Saturday, November 04, 2006

It's Plastic

Today

This morning Paul woke up and demanded toast & marmalade & frothy coffee for breakfast. "We've no bread", I warned "But I'll pop up to the shop to get some. Do they sell bread?" "Yes, as it's a Saturday", replied Paul. Not waiting to find out why the residents of the village only seem to want bread on Saturday I duly popped.

Started to prepare the toast. Paul complained that the bread was plastic. "All they had, I'm afraid," I replied and got on with the job.

In My Day

On one occasion, when I was about 10, we had a jaunt to the Maritime Museum at Greenwich. Greenwich was a little out of our normal beat and it was quite a lengthy journey by bus to get there.

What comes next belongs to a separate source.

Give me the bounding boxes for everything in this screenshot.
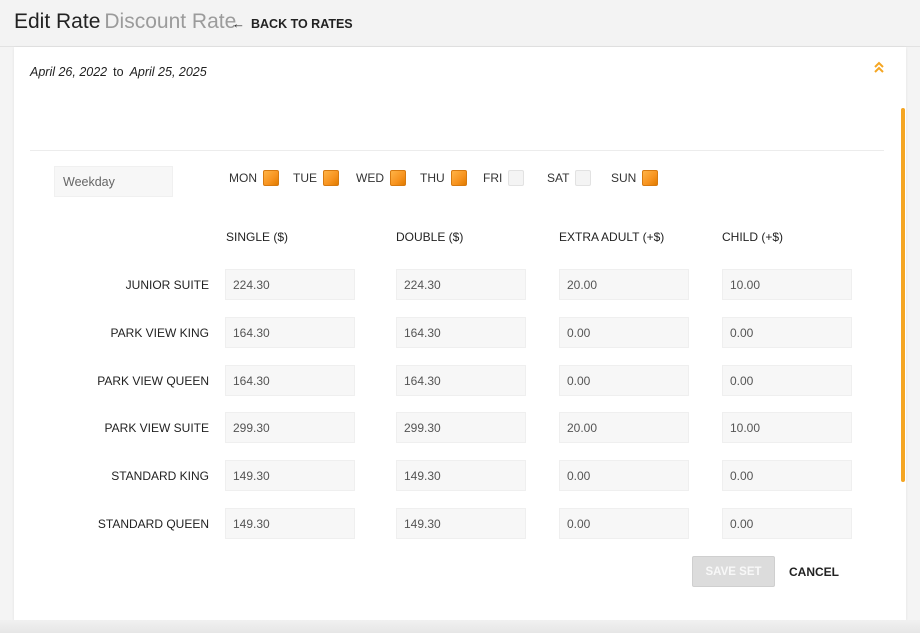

I remember little about the museum, save that it was in quite grand surroundings, but I do remember stopping at a little cafe for afternoon tea.

That was in the days when they gave you bread and butter with your tea. The bread was composed of pretty well perfect rectangles, soft, thin and uniformly sliced. Mamma marvelled. "This bread is wonderful", she enthused "Where did you get it?"

"Ah!", said the waitress, "It's Wonderloaf." And she brought out a packet to show us. Mamma touched the waxy packaging and the softness - not a hint of a crust. And so beautifully thin. Wonderful for cucumber sandwiches, no crusty bits to struggle with, no bread knife to wield. Wonderloaf indeed.

Which is what we ate from from that time on.

Despite the snobbery (and I can put away a bit of sundried tomato ciabata with the best of them), I rather enjoyed my plastic bread, toasted, with low-fat butter and extremely good French plum jam.